San Diego was beautiful. The rains they had the week before were over and everyone was happy for the sunshine. It was "sweater weather" and quite nice. We met some friends in Balboa Park and visited the Art Museum, and then went to The Prado, which I had seen at Gluten Free in SD was friendly to “my kind." And it was! I had the fish tacos, and they were quite nice, but I also could have had the mushroom risotto or the seafood paella. We also ordered dessert. This was the only dessert that we ordered while we were in San Diego, as Steve and I are both trying to lose a few pounds. We ordered chocolate souffle, which was served on a little oblong platter with some coffee gelato topped with meringue peaks. Wooooo – that was so good. The coffee flavor was very rich and went well with the souffle. High marks for The Prado, which is a very attractive restaurant in a very exciting park.

Dinner was down on the waterfront at the Island Prime. I picked this one out myself because of the location and because it was upscale, and therefore more likely to be able to come up with a way of adjusting the menu for me. We were still pretty full from the lunch, so I ordered an appetizer. It was really spectacular. It was a tuna stack. From looking at menus and pictures in magazines, I gather that a “stack” is a very popular way of serving appetizers at the moment.
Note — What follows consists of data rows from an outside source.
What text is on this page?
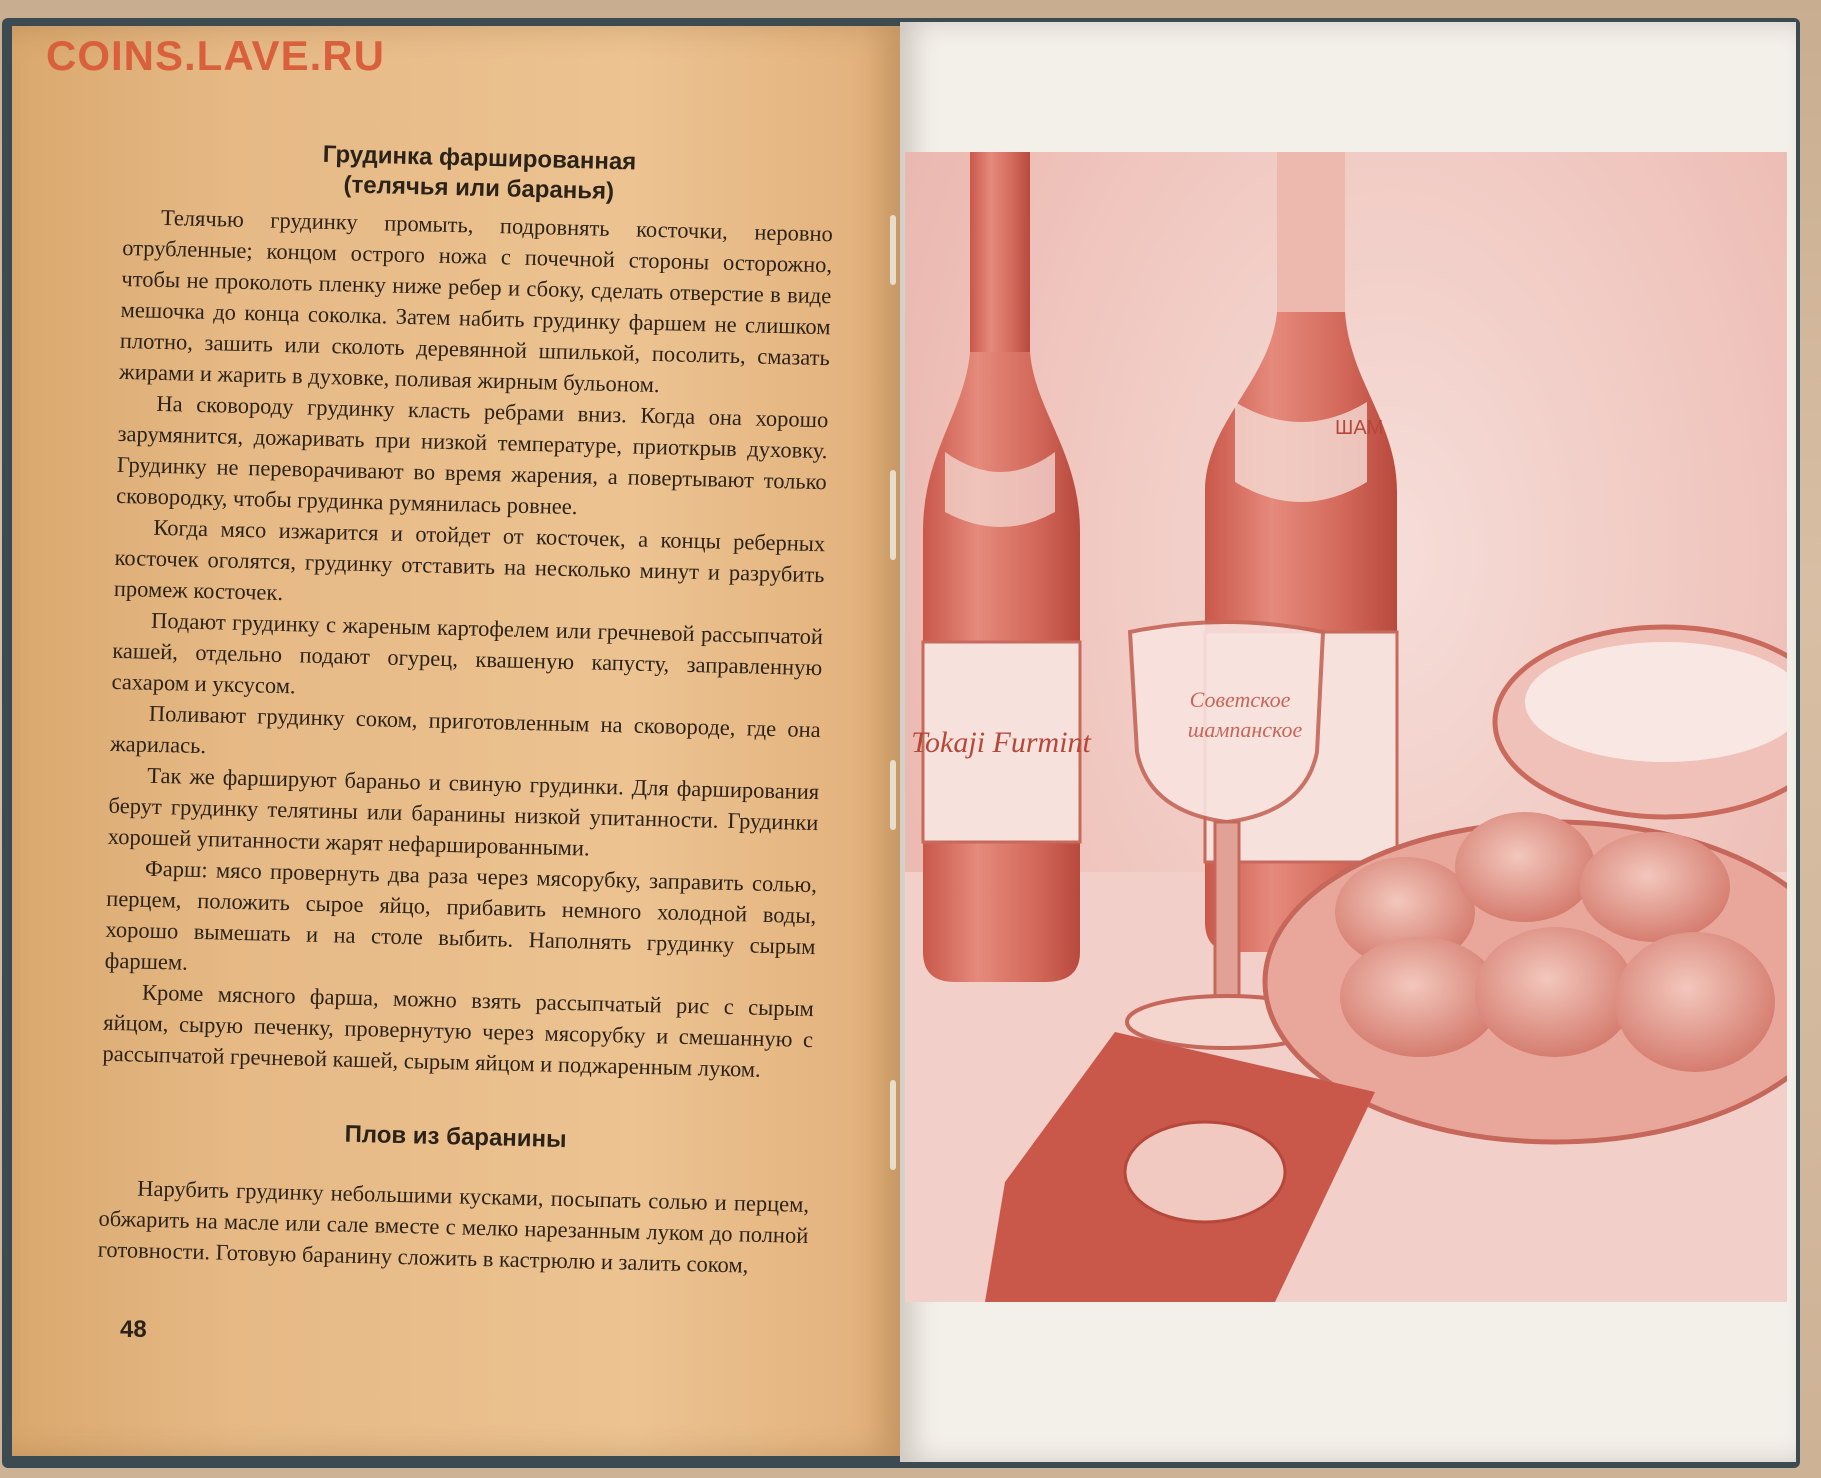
COINS.LAVE.RU
Грудинка фаршированная
(телячья или баранья)

Телячью грудинку промыть, подровнять косточки, неровно отрубленные; концом острого ножа с почечной стороны осторожно, чтобы не проколоть пленку ниже ребер и сбоку, сделать отверстие в виде мешочка до конца соколка. Затем набить грудинку фаршем не слишком плотно, зашить или сколоть деревянной шпилькой, посолить, смазать жирами и жарить в духовке, поливая жирным бульоном.

На сковороду грудинку класть ребрами вниз. Когда она хорошо зарумянится, дожаривать при низкой температуре, приоткрыв духовку. Грудинку не переворачивают во время жарения, а повертывают только сковородку, чтобы грудинка румянилась ровнее.

Когда мясо изжарится и отойдет от косточек, а концы реберных косточек оголятся, грудинку отставить на несколько минут и разрубить промеж косточек.

Подают грудинку с жареным картофелем или гречневой рассыпчатой кашей, отдельно подают огурец, квашеную капусту, заправленную сахаром и уксусом.

Поливают грудинку соком, приготовленным на сковороде, где она жарилась.

Так же фаршируют бараньо и свиную грудинки. Для фарширования берут грудинку телятины или баранины низкой упитанности. Грудинки хорошей упитанности жарят нефаршированными.

Фарш: мясо провернуть два раза через мясорубку, заправить солью, перцем, положить сырое яйцо, прибавить немного холодной воды, хорошо вымешать и на столе выбить. Наполнять грудинку сырым фаршем.

Кроме мясного фарша, можно взять рассыпчатый рис с сырым яйцом, сырую печенку, провернутую через мясорубку и смешанную с рассыпчатой гречневой кашей, сырым яйцом и поджаренным луком.

Плов из баранины

Нарубить грудинку небольшими кусками, посыпать солью и перцем, обжарить на масле или сале вместе с мелко нарезанным луком до полной готовности. Готовую баранину сложить в кастрюлю и залить соком,

48
Tokaji Furmint
ШАМ
Советское
шампанское
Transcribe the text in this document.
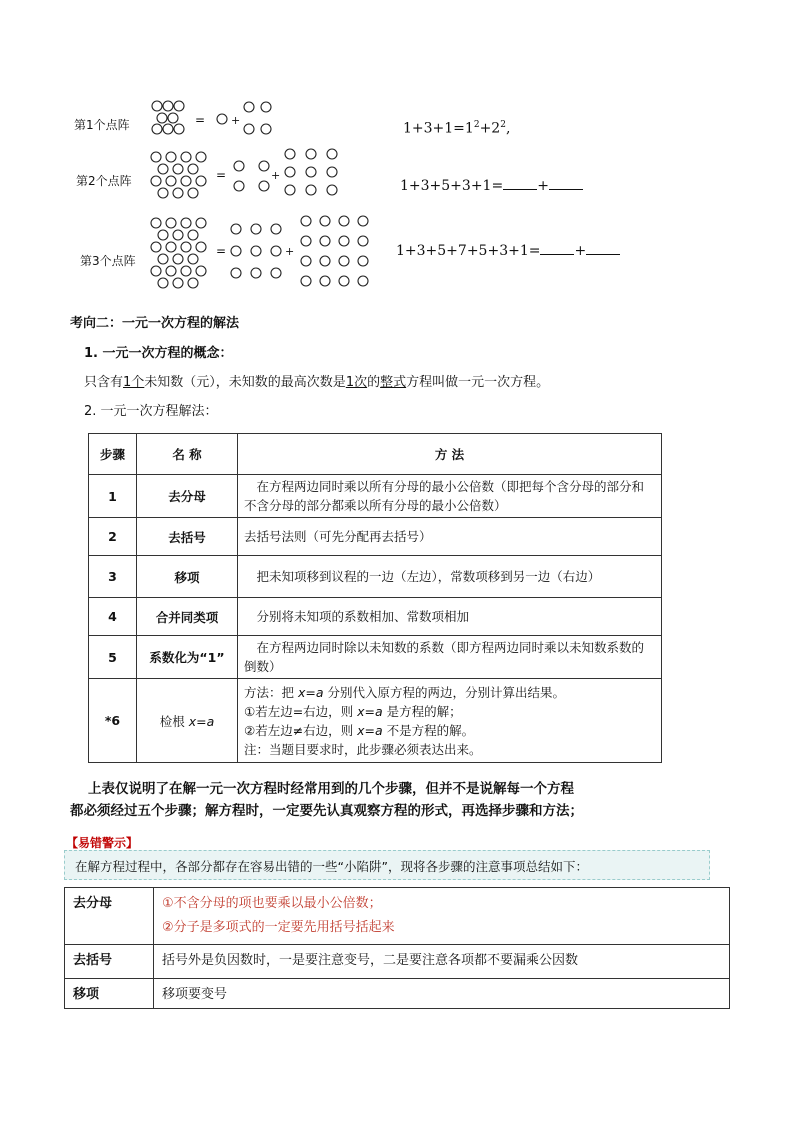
第1个点阵
第2个点阵
第3个点阵
= +
=	+
=	+
$1+3+1=1^2+2^2$,
1+3+5+3+1= +
1+3+5+7+5+3+1= +
考向二：一元一次方程的解法
1. 一元一次方程的概念：
只含有1个未知数（元），未知数的最高次数是1次的整式方程叫做一元一次方程。
2. 一元一次方程解法：
步骤	名 称	方 法
1	去分母	　在方程两边同时乘以所有分母的最小公倍数（即把每个含分母的部分和不含分母的部分都乘以所有分母的最小公倍数）
2	去括号	去括号法则（可先分配再去括号）
3	移项	　把未知项移到议程的一边（左边），常数项移到另一边（右边）
4	合并同类项	　分别将未知项的系数相加、常数项相加
5	系数化为“1”	　在方程两边同时除以未知数的系数（即方程两边同时乘以未知数系数的倒数）
*6	检根 x=a	方法：把 x=a 分别代入原方程的两边，分别计算出结果。
①若左边=右边，则 x=a 是方程的解；
②若左边≠右边，则 x=a 不是方程的解。
注：当题目要求时，此步骤必须表达出来。
上表仅说明了在解一元一次方程时经常用到的几个步骤，但并不是说解每一个方程
都必须经过五个步骤；解方程时，一定要先认真观察方程的形式，再选择步骤和方法；
【易错警示】
在解方程过程中，各部分都存在容易出错的一些“小陷阱”，现将各步骤的注意事项总结如下：
去分母	①不含分母的项也要乘以最小公倍数；
②分子是多项式的一定要先用括号括起来

去括号	括号外是负因数时，一是要注意变号，二是要注意各项都不要漏乘公因数
移项	移项要变号
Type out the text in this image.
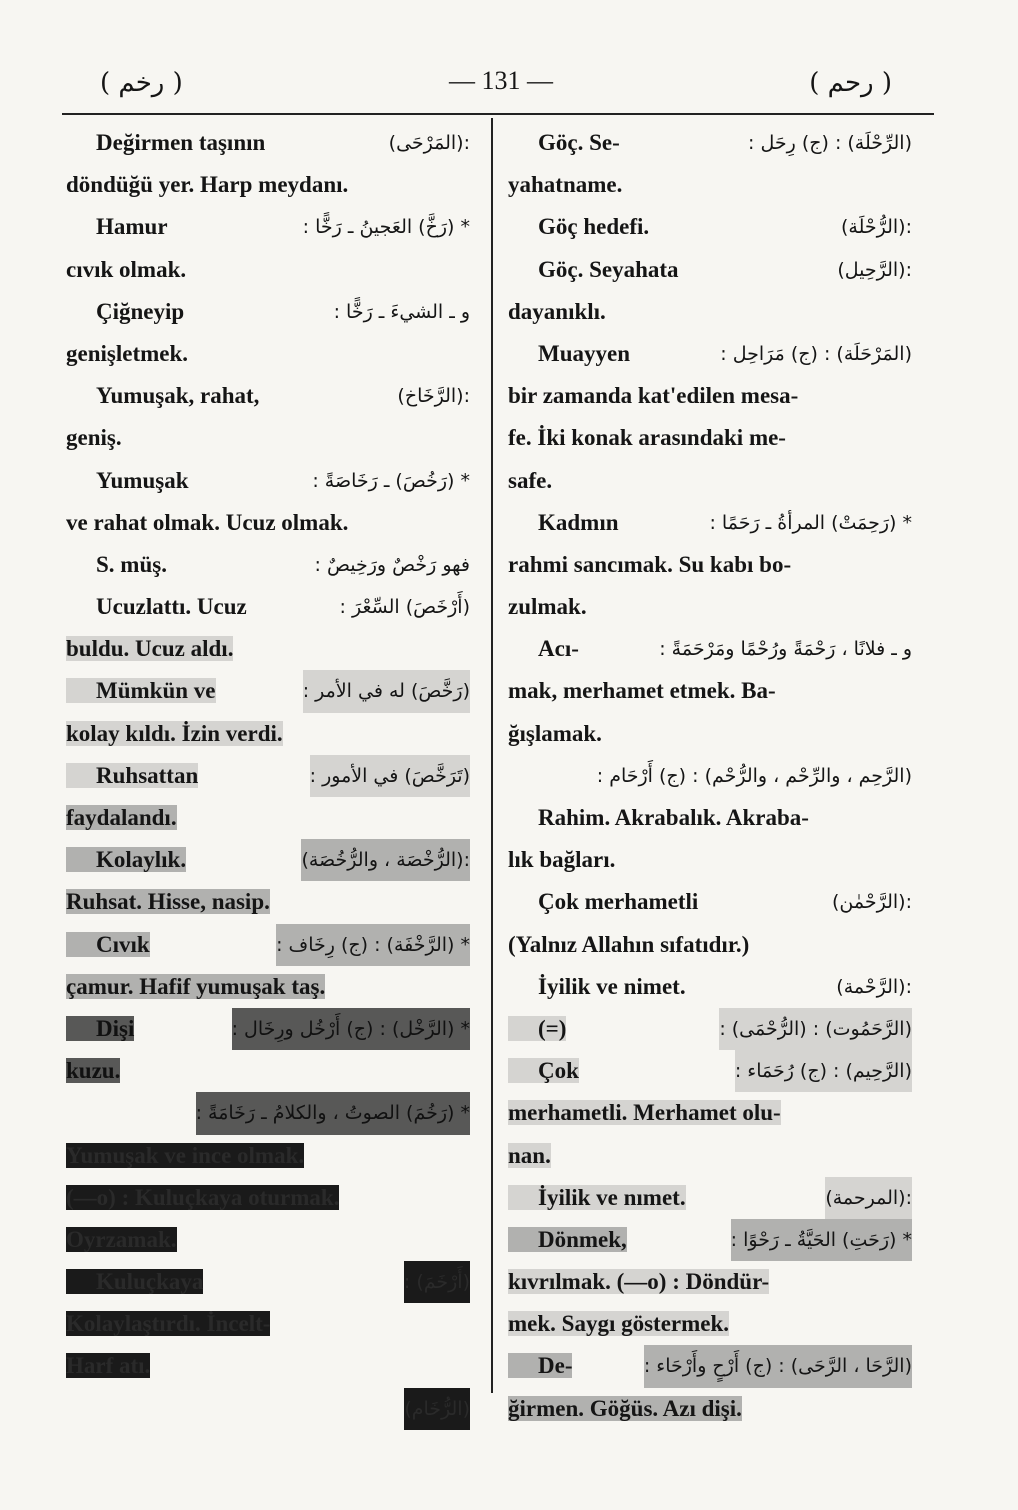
( رخم )	— 131 —	( رحم )
Değirmen taşının	:(المَرْحَى)
döndüğü yer. Harp meydanı.
Hamur	* (رَخَّ) العَجينُ ـ رَخًّا :
cıvık olmak.
Çiğneyip	و ـ الشيءَ ـ رَخًّا :
genişletmek.
Yumuşak, rahat,	:(الرَّخَاخ)
geniş.
Yumuşak	* (رَخُصَ) ـ رَخَاصَةً :
ve rahat olmak. Ucuz olmak.
S. müş.	فهو رَخْصٌ ورَخِيصٌ :
Ucuzlattı. Ucuz	(أَرْخَصَ) السِّعْرَ :
buldu. Ucuz aldı.
Mümkün ve	(رَخَّصَ) له في الأمر :
kolay kıldı. İzin verdi.
Ruhsattan	(تَرَخَّصَ) في الأمور :
faydalandı.
Kolaylık.	:(الرُّخْصَة ، والرُّخُصَة)
Ruhsat. Hisse, nasip.
Cıvık	* (الرَّخْفَة) : (ج) رِخَاف :
çamur. Hafif yumuşak taş.
Dişi	* (الرَّخْل) : (ج) أَرْخُل ورِخَال :
kuzu.
* (رَخُمَ) الصوتُ ، والكلامُ ـ رَخَامَةً :
Yumuşak ve ince olmak.
(—o) : Kuluçkaya oturmak.
Oyrzamak.
Kuluçkaya	(أَرْخَمَ) :
Kolaylaştırdı. İncelt-
Harf atı.
(الرُّخَام)
Göç. Se-	(الرِّحْلَة) : (ج) رِحَل :
yahatname.
Göç hedefi.	:(الرُّحْلَة)
Göç. Seyahata	:(الرَّحِيل)
dayanıklı.
Muayyen	(المَرْحَلَة) : (ج) مَرَاحِل :
bir zamanda kat'edilen mesa-
fe. İki konak arasındaki me-
safe.
Kadmın	* (رَحِمَتْ) المرأةُ ـ رَحَمًا :
rahmi sancımak. Su kabı bo-
zulmak.
Acı-	و ـ فلانًا ، رَحْمَةً ورُحْمًا ومَرْحَمَةً :
mak, merhamet etmek. Ba-
ğışlamak.
(الرَّحِم ، والرِّحْم ، والرُّحْم) : (ج) أَرْحَام :
Rahim. Akrabalık. Akraba-
lık bağları.
Çok merhametli	:(الرَّحْمٰن)
(Yalnız Allahın sıfatıdır.)
İyilik ve nimet.	:(الرَّحْمة)
(=)	(الرَّحَمُوت) : (الرُّحْمَى) :
Çok	(الرَّحِيم) : (ج) رُحَمَاء :
merhametli. Merhamet olu-
nan.
İyilik ve nımet.	:(المرحمة)
Dönmek,	* (رَحَتِ) الحَيَّةُ ـ رَحْوًا :
kıvrılmak. (—o) : Döndür-
mek. Saygı göstermek.
De-	(الرَّحَا ، الرَّحَى) : (ج) أَرْحٍ وأَرْحَاء :
ğirmen. Göğüs. Azı dişi.
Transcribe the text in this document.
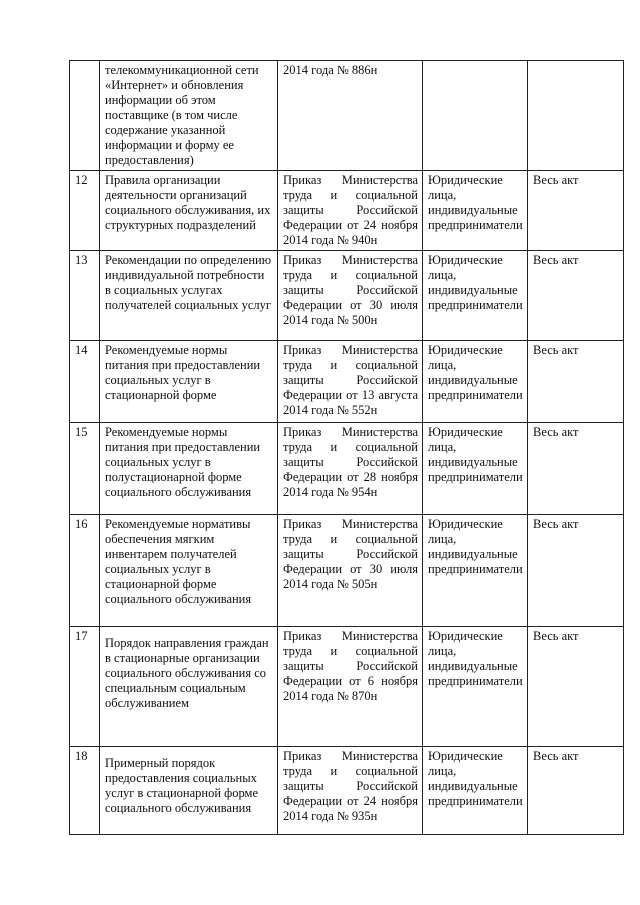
	телекоммуникационной сети «Интернет» и обновления информации об этом поставщике (в том числе содержание указанной информации и форму ее предоставления)	2014 года № 886н		
12	Правила организации деятельности организаций социального обслуживания, их структурных подразделений	Приказ Министерства труда и социальной защиты Российской Федерации от 24 ноября 2014 года № 940н	Юридические лица, индивидуальные предприниматели	Весь акт
13	Рекомендации по определению индивидуальной потребности в социальных услугах получателей социальных услуг	Приказ Министерства труда и социальной защиты Российской Федерации от 30 июля 2014 года № 500н	Юридические лица, индивидуальные предприниматели	Весь акт
14	Рекомендуемые нормы питания при предоставлении социальных услуг в стационарной форме	Приказ Министерства труда и социальной защиты Российской Федерации от 13 августа 2014 года № 552н	Юридические лица, индивидуальные предприниматели	Весь акт
15	Рекомендуемые нормы питания при предоставлении социальных услуг в полустационарной форме социального обслуживания	Приказ Министерства труда и социальной защиты Российской Федерации от 28 ноября 2014 года № 954н	Юридические лица, индивидуальные предприниматели	Весь акт
16	Рекомендуемые нормативы обеспечения мягким инвентарем получателей социальных услуг в стационарной форме социального обслуживания	Приказ Министерства труда и социальной защиты Российской Федерации от 30 июля 2014 года № 505н	Юридические лица, индивидуальные предприниматели	Весь акт
17	Порядок направления граждан в стационарные организации социального обслуживания со специальным социальным обслуживанием	Приказ Министерства труда и социальной защиты Российской Федерации от 6 ноября 2014 года № 870н	Юридические лица, индивидуальные предприниматели	Весь акт
18	Примерный порядок предоставления социальных услуг в стационарной форме социального обслуживания	Приказ Министерства труда и социальной защиты Российской Федерации от 24 ноября 2014 года № 935н	Юридические лица, индивидуальные предприниматели	Весь акт
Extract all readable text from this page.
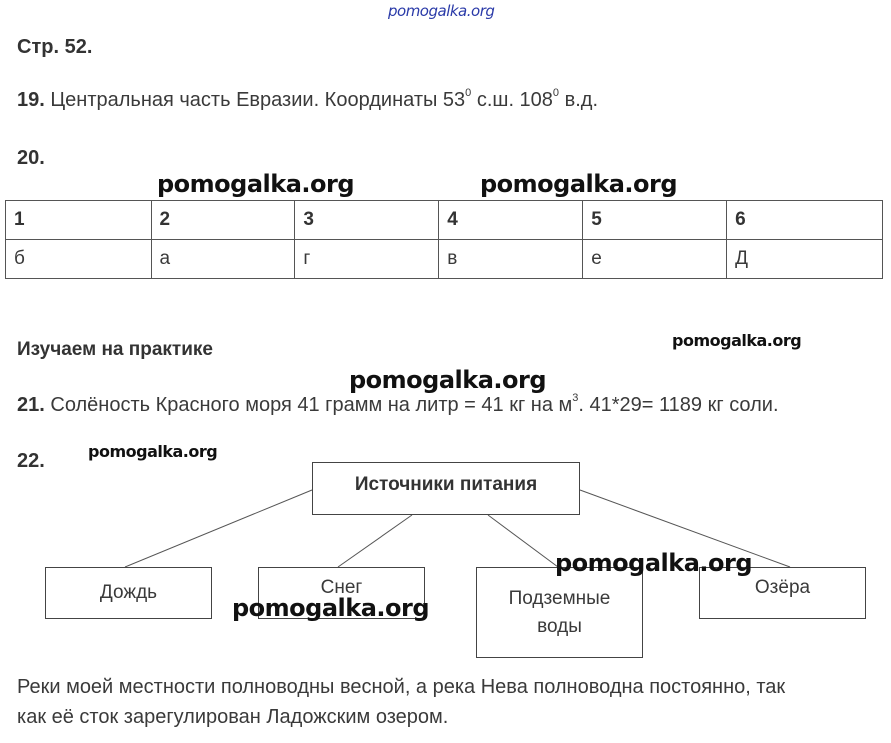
pomogalka.org
Стр. 52.
19. Центральная часть Евразии. Координаты $53^0$ с.ш. $108^0$ в.д.
20.
pomogalka.org	pomogalka.org
1	2	3	4	5	6
б	а	г	в	е	Д
Изучаем на практике	pomogalka.org
pomogalka.org
21. Солёность Красного моря 41 грамм на литр = 41 кг на $м^3$. 41*29= 1189 кг соли.
22.	pomogalka.org
Источники питания
Дождь	Снег	Подземные воды
Озёра
pomogalka.org
pomogalka.org
Реки моей местности полноводны весной, а река Нева полноводна постоянно, так
как её сток зарегулирован Ладожским озером.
Mine was tuna, crab and guacamole. It was served with taro chips. I confess that I ate the chips without asking how they had been prepared, and that was probably dangerous, but I had been served some at The Prado, and told there that I could eat them. That did not mean that the chips were also safe at Island Prime, and if you should eat there, you should probably ask. I ate a little steak from Steve’s dinner and an asparagus spear wrapped in prosciutto. We had asked that his dinner be prepared gluten free as well. Even with my help he could not finish his steak, and I think there was a little asparagus left as well.

The next morning we had breakfast. I did not feel like putting up with the hassle of the buffet, and ordered an egg-white omelet off the menu. It had spinach and tomatoes and onions. It was more than enough food, and I shared it with Steve, who had gone through the buffet, but liked the looks of my meal.

For lunch we went to El Indio, a Mexican restaurant know for their Taquitos. It had been a favorite of ours for many gluten-eating years, so I thought that I would check it out. The lady at the counter had not heard of gluten, and did not know what it meant. I asked her if they used flour in preparing their chicken or their shredded beef. She said that they did use flour in the chicken. I also asked her if they fried flour tortillas in the same oil as the corn tortillas, and they did. I ordered shredded beef soft tacos. They were quite good, but not as good as their taquitos and I do not know if the lunch I ate was safe. I was an asymptomatic Celiac in my wheat eating days. My advice is to stay away from El Indio if you are gluten intolerant.

For our final evening meal in San Diego, we went to the U. S. Grant Grill, located in the U.S. Grant Hotel in the Gaslamp District. I had checked this restaurant out on Gluten Free in SD and it was also well recommended. It’s an expensive restaurant, but the atmosphere is lovely, and the food was superb. I had the scallops and they were excellent-- served with some tiny grapefruit slivers. They were served on one of those oblong trays too. Like the stacks, elongated rectangular dishes seem to be in. Three restaurants – three oblong dishes! Wines there were also pricey, but I had a glass of sparkling wine with the scallops. Quite festive! It was a very lovely way to spend the evening.